By Jessica Levine
“You should come watch,” my friend said to me about 9 months ago, “I’m in a show that’s Cirque du Soleil meets gymnastics and I’m performing on aerial tissu.”
“Aerial tissue???” I asked.
“Well, no, tissue with no -e….it’s also called aerial silk and it’s great.”
So I went to watch and it completely took my breath away. My friend (and the other performers) displayed such strength, control, beauty, and balance 20 feet in the air that I was thoroughly amazed. I couldn’t get the performance out of my mind; I knew I had to try it.
The next weekend, I drove out to the studio (more like a warehouse, really) for my first class. For two hours, I pulled, pushed, flipped, and spun. I spent a significant amount of time in the air (only about 5 feet up—I was a beginner!), and brought home photos on my phone to prove it. It was HARD, and I could barely grip the steering wheel on the drive home, but I kept mulling over what I had learned, eager to get back in the air.
After that first class, I was hooked. I go every week, twice a week if I can find time, and have progressed rapidly. I started by learning poses in the air. Then I started learning drops. A large amount of strength and control are required for each maneuver and the eventual goal of everything I’ve learned is to make each movement look graceful and effortless (which I assure you, it’s not).
Aerial tissu requires a significant amount of upper body strength. The most basic move is climbing and it involves pull-up after pull-up. This continues to be a workout for me and it’s not unusual that I’ll reach the top of the tissu and be winded if I’ve climbed too quickly. Turn that into a 4-5 minute sequence of poses and drops and my muscles and my breathing need some recovery time once I’m back on the ground.
Just as important as upper body strength is core strength. Keeping my body upright and balanced in three dimensions requires a huge amount of stabilization. Take away the floor and my limbs can pretty much flail all over the place. Climbing requires pulling up with my arms, but also using my core to lift up my legs for every inch of height I gain. As a more advanced student, I regularly invert my legs over my head and this requires significant core strength, especially to do it over and over again.

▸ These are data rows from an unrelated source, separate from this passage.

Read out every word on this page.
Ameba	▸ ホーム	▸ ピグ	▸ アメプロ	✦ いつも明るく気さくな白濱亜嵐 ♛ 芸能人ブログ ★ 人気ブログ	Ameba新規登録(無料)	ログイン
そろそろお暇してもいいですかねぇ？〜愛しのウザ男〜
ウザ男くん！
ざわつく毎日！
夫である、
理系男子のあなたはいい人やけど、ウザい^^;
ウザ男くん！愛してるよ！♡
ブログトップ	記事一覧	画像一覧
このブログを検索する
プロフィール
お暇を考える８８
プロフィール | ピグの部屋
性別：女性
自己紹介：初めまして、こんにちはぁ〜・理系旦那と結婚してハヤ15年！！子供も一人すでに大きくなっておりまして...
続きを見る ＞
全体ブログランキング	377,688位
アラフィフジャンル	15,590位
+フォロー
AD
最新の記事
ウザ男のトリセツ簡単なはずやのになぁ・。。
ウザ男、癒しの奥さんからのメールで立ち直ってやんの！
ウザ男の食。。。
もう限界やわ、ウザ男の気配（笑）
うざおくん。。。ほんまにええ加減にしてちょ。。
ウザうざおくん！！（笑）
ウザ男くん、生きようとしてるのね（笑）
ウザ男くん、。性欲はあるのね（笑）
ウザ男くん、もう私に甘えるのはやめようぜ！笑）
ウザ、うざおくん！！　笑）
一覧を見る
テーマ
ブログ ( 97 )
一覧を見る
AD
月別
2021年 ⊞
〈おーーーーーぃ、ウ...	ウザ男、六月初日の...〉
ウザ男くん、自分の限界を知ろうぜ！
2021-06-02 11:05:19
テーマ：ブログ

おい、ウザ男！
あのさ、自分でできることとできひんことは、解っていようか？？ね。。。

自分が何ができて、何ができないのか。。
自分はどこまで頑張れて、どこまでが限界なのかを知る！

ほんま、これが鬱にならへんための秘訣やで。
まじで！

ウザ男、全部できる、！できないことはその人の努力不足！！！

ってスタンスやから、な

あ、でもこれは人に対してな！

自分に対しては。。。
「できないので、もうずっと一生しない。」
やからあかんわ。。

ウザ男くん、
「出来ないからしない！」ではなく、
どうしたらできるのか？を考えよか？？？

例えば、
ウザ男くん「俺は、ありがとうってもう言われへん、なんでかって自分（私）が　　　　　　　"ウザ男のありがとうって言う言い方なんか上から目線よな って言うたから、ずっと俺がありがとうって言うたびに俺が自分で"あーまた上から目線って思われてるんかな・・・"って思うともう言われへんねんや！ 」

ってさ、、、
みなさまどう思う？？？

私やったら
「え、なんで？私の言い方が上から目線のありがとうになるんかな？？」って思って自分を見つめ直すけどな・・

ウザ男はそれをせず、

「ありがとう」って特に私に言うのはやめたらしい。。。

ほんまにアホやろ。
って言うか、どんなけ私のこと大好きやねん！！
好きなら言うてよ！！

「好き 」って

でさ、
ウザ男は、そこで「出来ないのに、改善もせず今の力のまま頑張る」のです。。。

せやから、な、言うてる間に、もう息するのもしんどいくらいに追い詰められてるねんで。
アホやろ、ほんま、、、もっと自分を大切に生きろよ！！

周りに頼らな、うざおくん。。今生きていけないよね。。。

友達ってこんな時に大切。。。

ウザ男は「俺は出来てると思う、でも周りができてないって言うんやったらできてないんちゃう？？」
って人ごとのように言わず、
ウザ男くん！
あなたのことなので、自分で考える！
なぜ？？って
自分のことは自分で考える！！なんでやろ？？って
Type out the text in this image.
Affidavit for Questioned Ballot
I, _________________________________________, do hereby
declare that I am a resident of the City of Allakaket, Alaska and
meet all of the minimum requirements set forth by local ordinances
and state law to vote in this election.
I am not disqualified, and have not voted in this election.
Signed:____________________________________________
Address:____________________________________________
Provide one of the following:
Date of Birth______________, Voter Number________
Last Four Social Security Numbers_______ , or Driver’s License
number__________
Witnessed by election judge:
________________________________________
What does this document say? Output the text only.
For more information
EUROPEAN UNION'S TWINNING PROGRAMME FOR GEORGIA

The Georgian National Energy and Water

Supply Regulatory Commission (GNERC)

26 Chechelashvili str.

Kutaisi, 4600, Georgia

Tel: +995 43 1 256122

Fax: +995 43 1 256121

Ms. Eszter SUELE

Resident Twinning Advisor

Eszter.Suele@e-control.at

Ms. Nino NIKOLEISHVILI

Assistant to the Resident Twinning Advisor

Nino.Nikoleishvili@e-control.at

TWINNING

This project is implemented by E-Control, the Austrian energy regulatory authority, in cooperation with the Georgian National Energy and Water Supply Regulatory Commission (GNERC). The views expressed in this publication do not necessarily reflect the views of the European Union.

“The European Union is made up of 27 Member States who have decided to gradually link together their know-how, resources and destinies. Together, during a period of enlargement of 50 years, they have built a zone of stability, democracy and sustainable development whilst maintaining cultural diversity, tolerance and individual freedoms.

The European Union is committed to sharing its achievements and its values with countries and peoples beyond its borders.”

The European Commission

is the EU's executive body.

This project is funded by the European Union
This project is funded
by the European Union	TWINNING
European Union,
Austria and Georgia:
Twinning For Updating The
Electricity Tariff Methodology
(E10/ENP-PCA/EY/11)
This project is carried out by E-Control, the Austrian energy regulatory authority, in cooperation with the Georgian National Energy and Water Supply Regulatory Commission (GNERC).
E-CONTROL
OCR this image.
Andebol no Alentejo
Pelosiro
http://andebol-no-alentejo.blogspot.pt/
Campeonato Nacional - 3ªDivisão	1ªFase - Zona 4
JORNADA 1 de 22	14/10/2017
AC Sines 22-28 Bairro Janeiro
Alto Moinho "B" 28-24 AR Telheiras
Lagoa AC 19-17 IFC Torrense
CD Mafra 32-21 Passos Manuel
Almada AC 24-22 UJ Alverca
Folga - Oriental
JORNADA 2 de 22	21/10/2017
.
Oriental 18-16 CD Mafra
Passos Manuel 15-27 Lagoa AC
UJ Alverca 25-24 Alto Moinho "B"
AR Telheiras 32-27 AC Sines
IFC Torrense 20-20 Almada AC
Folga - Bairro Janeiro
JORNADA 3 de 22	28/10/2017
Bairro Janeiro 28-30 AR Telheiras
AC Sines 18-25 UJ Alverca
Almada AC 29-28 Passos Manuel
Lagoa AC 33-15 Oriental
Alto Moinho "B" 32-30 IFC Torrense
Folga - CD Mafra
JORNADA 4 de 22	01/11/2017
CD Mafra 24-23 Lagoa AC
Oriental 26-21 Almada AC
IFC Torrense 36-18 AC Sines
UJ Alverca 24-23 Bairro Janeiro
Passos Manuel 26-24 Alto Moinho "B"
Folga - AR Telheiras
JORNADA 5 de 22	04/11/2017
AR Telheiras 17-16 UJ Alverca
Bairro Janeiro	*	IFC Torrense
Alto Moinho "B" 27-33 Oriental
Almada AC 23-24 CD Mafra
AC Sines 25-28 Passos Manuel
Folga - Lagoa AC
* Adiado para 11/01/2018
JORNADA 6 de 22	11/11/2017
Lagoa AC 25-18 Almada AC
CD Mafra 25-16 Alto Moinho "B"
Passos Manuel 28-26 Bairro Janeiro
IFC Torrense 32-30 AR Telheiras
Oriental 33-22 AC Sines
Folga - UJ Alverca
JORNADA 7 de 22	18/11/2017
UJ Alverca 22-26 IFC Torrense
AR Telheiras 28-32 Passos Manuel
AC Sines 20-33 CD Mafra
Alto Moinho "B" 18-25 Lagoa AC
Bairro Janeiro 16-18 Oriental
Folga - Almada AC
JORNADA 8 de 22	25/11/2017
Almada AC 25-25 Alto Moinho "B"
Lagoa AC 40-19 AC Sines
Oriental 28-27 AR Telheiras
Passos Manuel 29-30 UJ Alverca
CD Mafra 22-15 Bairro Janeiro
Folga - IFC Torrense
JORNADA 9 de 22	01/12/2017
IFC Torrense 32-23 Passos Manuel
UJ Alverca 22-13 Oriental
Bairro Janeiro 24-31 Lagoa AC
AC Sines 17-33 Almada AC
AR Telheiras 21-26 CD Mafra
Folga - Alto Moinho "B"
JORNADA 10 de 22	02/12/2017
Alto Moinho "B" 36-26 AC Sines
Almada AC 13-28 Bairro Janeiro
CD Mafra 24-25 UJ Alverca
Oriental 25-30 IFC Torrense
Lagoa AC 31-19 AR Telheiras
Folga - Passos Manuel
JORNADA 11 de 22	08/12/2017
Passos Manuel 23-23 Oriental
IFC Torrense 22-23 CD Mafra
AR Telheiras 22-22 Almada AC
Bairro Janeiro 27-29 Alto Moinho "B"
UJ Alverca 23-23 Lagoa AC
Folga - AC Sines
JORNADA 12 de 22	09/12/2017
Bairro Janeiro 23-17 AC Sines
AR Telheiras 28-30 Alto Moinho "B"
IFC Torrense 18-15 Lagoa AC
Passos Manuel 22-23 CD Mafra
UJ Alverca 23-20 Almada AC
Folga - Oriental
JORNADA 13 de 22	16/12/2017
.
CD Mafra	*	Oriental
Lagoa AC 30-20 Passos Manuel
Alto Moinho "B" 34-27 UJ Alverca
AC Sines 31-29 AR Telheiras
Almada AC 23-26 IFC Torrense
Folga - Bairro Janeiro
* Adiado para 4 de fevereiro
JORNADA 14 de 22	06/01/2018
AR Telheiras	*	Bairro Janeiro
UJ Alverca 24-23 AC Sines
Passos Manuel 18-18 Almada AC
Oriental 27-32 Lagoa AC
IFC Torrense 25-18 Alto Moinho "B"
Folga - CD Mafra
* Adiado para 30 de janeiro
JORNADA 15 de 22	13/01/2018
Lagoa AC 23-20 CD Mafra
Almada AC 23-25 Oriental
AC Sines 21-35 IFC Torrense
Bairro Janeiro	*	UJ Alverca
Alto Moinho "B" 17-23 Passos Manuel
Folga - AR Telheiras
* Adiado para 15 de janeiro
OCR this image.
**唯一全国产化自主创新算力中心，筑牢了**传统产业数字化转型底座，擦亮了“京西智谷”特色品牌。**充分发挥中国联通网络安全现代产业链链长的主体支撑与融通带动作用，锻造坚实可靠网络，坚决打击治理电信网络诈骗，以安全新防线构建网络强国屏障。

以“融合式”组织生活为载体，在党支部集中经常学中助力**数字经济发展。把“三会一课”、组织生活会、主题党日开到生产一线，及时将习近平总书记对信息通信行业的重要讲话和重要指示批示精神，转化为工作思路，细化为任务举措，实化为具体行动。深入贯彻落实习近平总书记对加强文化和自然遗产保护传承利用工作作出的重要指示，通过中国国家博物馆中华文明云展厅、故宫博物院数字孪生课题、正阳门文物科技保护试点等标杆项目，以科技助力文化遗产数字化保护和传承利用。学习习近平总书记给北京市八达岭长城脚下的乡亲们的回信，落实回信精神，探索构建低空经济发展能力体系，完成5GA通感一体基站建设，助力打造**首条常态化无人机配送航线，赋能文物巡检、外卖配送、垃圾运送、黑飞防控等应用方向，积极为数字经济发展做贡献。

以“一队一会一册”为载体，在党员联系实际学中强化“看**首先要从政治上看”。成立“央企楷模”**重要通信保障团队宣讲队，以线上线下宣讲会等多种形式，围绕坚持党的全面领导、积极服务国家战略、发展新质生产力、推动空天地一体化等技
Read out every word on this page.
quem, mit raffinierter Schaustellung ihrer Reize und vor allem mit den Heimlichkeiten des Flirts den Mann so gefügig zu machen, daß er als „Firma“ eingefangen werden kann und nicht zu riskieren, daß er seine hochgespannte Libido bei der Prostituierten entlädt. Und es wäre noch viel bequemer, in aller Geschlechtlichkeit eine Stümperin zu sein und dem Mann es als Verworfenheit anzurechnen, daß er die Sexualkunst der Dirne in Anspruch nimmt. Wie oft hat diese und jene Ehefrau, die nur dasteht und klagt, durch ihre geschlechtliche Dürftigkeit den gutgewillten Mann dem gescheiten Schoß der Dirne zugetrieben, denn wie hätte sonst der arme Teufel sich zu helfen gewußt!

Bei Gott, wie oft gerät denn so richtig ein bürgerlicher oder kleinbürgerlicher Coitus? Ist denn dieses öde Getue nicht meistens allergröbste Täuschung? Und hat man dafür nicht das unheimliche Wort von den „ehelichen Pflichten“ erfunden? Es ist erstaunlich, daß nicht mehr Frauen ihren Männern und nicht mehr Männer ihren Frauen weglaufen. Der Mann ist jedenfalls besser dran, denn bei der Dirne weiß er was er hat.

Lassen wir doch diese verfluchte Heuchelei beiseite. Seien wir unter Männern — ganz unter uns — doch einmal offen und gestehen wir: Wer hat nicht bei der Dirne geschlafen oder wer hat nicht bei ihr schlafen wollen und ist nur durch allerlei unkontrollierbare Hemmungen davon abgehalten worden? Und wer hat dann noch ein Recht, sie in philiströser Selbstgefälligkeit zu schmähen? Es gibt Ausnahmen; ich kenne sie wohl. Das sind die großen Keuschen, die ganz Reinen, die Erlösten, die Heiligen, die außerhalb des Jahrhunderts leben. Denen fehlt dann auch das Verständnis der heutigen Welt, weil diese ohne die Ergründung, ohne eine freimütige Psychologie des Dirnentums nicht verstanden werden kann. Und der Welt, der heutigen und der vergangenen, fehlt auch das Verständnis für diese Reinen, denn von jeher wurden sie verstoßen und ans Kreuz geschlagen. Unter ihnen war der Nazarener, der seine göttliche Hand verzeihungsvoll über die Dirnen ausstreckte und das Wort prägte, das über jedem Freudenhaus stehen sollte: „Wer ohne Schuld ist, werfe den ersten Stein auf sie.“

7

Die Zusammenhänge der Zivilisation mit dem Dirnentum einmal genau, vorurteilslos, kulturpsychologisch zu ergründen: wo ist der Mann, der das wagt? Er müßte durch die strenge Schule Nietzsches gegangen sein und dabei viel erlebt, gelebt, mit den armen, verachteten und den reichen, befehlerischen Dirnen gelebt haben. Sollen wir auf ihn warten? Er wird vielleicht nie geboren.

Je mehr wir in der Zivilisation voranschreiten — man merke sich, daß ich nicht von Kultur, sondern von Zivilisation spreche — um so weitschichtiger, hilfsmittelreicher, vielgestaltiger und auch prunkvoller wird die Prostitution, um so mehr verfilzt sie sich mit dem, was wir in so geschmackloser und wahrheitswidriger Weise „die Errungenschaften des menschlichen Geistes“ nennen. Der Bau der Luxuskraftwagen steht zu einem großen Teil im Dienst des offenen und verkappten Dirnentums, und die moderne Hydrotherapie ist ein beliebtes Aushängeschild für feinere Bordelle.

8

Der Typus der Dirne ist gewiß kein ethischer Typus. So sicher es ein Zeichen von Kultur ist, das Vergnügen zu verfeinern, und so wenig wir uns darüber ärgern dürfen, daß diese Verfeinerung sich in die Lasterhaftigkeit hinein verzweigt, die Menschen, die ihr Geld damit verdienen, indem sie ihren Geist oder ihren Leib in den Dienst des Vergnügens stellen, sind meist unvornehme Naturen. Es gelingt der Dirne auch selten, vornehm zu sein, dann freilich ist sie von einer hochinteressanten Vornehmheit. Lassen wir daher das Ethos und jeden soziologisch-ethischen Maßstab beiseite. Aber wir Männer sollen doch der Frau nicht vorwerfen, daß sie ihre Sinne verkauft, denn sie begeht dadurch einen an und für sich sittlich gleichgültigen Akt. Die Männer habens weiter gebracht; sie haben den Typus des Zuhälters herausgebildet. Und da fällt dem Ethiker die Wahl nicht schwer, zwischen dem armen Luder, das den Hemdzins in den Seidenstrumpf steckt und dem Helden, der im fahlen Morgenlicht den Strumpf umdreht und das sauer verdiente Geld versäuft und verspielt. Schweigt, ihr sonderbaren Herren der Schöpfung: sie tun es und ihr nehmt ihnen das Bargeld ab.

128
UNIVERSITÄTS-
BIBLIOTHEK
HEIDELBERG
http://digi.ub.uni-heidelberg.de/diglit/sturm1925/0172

Before starting aerial, my fitness routine primarily involved running, climbing stairs, and weightlifting. In the weight room, I keep it basic, focusing on squats, deadlifts, benchpress, and rows, and last year my new year’s resolution was to be able to do a full legitimate pull up (which I crushed in March, just 3 months later!). As a result, at my first aerial class, walking up to a piece of fabric hanging from the ceiling and pulling myself up wasn’t beyond my ability. Doing it on and off during class for 2 hours, however, was still very challenging. Since then, I’ve gotten stronger by adding in more exercises to my gym routine that simulate the motions I perform in the air.
Like many other aerial students at my studio, I video myself on the tissu so I can go back and study my body position while listening to the advice my teacher gives as she watches. I’m amazed by what I can do in less than a year and I daydream about the chance to perform sometime soon.
It can still be scary. I feel the adrenaline at the beginning of every class. Will I be strong enough today? Will I make a mistake? Will I fall?
I notice when I up in the air, I’m wholly involved in what I’m doing. For that time, there’s no space in my mind for what to make for dinner, who to email back at work, or when to call my parents. I am concentrating on where to step and how to wrap the tissu and I’m tuning in to my body to keep my balance. In this, tissu requires intense concentration in addition to physical strength. It’s the exhilarating and beautiful combination of the two that keeps me climbing into the air every week.
ABOUT THE AUTHOR
JESSICA LEVINE trains in the Los Angeles area at The Aerial Classroom.